On the American side, we sometimes refer to brown trout as von Behr trout in honor of Mather’s German friend. Mather often addressed him using the von honorific (which signifies baronhood). Though Behr was of such lineage, he preferred to be addressed as Herr, essentially Mr., and said as much in one of his letters to Mather.
As for the new Pennsylvania charr species vs a heritage strain with no hatchery lineage, I will be very interested to follow the discussion. Either way, it is a big deal because it is entirely possible a heritage strain could be used to repopulate Pennsylvania streams with brook trout (or whatever name they end up being assigned) to the end of seeing brook trout that are more robust, possibly grow bigger and, importantly, are better equipped to compete with brown trout. None of this is guaranteed, but a hopeful angler can certainly ponder the bright side prospects.

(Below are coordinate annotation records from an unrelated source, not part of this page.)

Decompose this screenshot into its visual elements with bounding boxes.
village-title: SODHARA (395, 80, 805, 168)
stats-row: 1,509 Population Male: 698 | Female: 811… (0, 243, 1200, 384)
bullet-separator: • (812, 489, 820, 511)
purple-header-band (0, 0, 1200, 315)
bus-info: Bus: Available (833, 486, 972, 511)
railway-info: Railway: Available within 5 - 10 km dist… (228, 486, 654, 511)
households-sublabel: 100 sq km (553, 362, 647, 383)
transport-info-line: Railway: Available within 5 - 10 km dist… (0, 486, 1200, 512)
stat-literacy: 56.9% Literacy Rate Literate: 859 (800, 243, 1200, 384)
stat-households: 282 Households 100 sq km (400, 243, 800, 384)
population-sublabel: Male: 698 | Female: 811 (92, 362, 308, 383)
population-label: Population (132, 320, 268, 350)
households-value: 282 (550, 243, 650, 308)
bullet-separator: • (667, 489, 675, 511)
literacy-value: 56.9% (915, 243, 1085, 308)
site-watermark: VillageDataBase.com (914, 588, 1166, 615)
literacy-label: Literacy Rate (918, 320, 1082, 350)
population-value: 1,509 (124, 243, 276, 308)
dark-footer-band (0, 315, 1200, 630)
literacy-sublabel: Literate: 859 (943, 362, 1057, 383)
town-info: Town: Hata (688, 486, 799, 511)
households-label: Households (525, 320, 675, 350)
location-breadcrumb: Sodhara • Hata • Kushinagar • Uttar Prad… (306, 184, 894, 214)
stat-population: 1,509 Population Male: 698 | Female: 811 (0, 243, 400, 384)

There is precedent for management of charr based on strains, especially with regard to lake trout. Three major strains are recognized, one from the Great Lakes, one from the great slave lake in Canada (if my memory is correct) and another whose origin escapes me.
Also, Atlantic salmon restoration projects of late have been giving very serious consideration about which strains to stock where, a switching strains when a particular project seems to stall.
All in all, though I’m not warm to a splitter approach to the findings, I am very pleased to hear about the discovery of a Pennsylvania strain/species of charr.